Nvidia has been incrementally increasing the computational power of its chipsets. Its most current state-of-the art Blackwell B200 AI GPUs use 1.2 kW per chip. The GB200 Superchip with dual B200 GPS and a Grace CPU use a total of 2.7 kW. Nvidia is combining superchips into rack-scale solutions acting as one unit. Its GB200 NVL36 uses 36 GPUs. The GB200 NVL72 combines 36 Superchips into one unit operating at 97.2 kW per rack.

The data center market is not ready to support these staggering requirements at the site, utility generation, nor transmission levels. Standard air-cooling systems can't support GPU-based, power-intensive AI applications, so liquid cooling solutions are becoming more prevalent. Some are direct-to-chip, where liquid coolant on a plate is integrated directly onto the CPU or GPU. Other solutions involve immersion liquid cooling, where operators immerse servers in dielectric liquid.
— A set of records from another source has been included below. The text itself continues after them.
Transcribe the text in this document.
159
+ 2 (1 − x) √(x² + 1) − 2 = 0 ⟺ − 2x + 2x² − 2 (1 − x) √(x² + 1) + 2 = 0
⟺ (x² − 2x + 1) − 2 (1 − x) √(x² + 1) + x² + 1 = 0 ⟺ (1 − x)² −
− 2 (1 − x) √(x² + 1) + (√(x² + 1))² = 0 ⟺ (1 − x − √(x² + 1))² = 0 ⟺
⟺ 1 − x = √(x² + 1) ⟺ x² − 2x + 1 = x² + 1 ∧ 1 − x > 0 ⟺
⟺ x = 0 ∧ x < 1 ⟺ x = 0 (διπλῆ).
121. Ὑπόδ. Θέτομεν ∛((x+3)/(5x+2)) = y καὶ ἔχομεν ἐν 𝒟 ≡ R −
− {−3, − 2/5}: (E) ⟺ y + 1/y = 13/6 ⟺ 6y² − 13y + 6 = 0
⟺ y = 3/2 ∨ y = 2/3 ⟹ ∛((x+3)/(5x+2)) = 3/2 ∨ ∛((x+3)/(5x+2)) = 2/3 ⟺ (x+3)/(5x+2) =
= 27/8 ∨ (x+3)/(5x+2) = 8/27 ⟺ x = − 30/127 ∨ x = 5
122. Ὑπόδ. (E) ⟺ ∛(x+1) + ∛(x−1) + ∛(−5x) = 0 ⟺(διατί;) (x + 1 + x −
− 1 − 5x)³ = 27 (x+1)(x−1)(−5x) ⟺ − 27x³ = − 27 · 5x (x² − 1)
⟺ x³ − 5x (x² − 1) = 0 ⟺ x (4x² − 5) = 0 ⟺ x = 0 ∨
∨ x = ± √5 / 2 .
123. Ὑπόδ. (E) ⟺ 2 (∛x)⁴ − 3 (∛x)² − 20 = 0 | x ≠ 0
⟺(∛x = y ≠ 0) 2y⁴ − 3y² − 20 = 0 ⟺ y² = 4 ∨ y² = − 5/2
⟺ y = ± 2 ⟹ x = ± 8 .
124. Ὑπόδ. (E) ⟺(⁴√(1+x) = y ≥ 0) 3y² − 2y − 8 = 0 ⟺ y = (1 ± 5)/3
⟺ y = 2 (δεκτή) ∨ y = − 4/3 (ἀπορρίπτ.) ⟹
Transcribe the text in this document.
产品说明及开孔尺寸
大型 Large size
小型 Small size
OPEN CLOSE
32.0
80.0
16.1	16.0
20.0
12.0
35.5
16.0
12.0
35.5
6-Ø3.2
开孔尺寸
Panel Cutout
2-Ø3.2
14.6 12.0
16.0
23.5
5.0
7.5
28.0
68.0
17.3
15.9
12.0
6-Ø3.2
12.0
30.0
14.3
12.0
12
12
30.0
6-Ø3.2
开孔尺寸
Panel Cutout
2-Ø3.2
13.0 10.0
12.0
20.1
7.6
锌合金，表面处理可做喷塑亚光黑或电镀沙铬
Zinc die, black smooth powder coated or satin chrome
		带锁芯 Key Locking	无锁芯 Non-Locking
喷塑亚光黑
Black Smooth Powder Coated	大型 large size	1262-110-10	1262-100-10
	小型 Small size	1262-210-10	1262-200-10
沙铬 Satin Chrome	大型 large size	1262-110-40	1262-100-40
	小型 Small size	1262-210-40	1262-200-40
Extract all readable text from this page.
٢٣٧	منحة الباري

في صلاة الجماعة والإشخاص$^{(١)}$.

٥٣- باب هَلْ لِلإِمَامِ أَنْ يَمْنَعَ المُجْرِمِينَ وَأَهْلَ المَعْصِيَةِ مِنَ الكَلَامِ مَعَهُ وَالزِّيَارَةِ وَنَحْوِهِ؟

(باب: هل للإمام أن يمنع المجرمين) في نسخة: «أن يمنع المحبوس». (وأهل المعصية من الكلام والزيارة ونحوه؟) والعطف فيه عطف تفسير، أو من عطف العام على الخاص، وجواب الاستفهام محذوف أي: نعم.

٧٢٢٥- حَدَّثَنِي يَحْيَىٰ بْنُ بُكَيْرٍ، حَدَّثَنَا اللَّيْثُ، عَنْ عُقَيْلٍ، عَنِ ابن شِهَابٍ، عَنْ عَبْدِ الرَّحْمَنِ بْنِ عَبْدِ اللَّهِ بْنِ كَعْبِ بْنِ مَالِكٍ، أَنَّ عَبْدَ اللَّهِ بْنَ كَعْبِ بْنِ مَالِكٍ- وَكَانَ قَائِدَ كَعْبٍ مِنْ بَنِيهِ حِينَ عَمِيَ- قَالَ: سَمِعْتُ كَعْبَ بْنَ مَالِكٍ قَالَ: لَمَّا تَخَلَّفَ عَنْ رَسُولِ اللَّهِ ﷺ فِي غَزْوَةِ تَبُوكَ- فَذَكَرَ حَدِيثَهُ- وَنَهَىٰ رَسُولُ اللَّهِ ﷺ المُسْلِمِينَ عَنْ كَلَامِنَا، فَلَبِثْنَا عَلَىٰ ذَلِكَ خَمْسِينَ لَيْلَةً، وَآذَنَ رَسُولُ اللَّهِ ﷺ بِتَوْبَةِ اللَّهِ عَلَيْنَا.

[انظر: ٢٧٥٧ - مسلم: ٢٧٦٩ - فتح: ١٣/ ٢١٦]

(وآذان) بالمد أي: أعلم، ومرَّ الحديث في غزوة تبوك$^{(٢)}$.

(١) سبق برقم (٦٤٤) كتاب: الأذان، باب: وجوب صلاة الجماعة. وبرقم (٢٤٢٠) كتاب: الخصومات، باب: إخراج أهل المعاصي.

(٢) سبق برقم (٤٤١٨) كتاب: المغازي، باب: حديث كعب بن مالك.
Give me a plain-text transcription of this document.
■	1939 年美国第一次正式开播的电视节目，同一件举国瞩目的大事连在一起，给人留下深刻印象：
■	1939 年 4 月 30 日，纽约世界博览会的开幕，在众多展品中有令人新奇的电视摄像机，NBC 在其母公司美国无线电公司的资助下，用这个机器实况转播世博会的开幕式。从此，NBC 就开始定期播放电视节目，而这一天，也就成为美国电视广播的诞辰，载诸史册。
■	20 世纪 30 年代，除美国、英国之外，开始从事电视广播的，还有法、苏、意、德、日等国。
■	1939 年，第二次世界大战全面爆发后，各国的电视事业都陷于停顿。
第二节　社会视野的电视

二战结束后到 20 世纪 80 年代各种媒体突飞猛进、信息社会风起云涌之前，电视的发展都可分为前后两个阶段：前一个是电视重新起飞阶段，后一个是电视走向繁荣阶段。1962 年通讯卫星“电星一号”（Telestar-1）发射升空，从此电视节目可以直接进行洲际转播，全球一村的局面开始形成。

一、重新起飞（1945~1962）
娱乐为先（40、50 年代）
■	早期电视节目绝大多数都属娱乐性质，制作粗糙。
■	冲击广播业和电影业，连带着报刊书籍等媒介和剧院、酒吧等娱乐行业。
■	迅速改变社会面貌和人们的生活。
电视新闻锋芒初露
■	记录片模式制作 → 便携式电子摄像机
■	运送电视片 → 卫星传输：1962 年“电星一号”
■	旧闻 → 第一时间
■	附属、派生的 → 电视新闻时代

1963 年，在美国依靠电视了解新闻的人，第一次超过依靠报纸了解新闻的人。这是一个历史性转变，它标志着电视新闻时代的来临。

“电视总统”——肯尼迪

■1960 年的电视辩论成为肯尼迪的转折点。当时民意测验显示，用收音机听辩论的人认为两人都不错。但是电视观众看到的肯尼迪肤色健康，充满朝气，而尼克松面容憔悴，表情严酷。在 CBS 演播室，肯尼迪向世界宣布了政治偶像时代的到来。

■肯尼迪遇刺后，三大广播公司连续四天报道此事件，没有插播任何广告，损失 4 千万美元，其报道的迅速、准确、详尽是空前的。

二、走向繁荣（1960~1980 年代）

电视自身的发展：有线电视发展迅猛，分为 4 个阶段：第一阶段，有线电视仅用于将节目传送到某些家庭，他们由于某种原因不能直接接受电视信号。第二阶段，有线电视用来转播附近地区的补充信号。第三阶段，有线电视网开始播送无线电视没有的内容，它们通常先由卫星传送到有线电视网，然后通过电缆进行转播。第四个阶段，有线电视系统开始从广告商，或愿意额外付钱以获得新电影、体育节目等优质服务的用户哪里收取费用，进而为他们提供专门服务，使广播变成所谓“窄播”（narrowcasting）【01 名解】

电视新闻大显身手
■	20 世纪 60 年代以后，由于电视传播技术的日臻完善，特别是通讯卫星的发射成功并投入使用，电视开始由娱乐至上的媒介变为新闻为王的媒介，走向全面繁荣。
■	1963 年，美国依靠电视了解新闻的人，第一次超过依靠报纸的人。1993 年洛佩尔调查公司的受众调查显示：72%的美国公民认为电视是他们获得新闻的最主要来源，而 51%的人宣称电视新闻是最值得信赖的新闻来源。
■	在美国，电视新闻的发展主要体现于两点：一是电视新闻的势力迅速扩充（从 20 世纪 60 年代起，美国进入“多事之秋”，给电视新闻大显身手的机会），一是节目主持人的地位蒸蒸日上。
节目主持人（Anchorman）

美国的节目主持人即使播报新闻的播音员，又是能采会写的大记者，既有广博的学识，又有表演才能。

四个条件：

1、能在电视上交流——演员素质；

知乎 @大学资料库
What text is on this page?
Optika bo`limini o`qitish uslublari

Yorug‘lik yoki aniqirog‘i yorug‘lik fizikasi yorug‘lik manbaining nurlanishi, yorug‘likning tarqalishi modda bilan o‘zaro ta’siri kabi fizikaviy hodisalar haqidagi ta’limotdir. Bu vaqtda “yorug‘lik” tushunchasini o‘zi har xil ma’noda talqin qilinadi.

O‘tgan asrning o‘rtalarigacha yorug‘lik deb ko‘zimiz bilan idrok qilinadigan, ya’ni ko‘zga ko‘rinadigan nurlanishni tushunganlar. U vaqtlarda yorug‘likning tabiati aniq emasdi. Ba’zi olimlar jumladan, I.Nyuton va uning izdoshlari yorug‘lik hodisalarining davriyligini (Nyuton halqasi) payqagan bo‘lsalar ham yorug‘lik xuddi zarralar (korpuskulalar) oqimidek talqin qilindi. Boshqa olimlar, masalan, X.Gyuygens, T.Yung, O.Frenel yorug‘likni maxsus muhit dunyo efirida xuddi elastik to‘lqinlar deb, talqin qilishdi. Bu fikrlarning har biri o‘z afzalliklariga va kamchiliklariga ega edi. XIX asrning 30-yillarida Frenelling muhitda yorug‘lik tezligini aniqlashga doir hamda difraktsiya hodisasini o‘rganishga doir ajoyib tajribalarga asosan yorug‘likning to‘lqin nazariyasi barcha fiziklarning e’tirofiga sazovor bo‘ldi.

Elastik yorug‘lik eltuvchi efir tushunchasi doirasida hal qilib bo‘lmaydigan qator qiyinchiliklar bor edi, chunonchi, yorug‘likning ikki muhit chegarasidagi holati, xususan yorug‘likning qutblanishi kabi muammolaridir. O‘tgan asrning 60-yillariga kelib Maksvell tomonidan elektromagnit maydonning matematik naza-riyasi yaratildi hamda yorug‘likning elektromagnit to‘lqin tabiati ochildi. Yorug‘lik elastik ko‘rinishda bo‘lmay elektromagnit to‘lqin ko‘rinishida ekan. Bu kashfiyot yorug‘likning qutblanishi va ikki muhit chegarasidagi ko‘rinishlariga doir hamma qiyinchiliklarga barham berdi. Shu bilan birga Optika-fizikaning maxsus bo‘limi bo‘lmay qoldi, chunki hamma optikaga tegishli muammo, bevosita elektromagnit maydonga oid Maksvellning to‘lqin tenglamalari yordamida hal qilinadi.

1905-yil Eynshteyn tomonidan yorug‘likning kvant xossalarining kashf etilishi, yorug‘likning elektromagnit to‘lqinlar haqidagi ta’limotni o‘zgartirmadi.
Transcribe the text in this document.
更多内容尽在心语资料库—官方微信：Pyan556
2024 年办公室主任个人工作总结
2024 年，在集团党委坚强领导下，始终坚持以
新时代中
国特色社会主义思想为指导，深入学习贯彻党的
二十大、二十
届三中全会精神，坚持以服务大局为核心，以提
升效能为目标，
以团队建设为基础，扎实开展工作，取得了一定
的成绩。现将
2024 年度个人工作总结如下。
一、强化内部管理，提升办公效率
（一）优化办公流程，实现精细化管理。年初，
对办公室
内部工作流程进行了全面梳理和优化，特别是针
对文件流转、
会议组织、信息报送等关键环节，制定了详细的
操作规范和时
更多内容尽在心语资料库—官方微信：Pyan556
Many colocation operators now advertise their AI-readiness and ability to accommodate advanced applications. But it's hard to meet rising demand for high-density deployments, especially as targets for AI readiness also grow. Critical challenges must be addressed to effectively deploy AI. These include boosting power, reconfiguring PDU block and rack designs, and providing space to accommodate liquid cooling infrastructure. And these changes need to be made while also providing proper support for existing customers in increasingly hybridized environments.

While the data center market is hopeful in meeting the massive new demands of AI, many data centers cannot accommodate such computational advances without difficult and expensive retrofits. So many new AI-ready facilities—sites that can provide the cooling, power distribution, and other demands of AI servers—will be needed at a time when the data center market is under increased regulatory scrutiny and power is already scarce. The full effects of AI on data center markets remain unknown. However, it is clear that these technologies, after years of development and impressive results, are here to stay.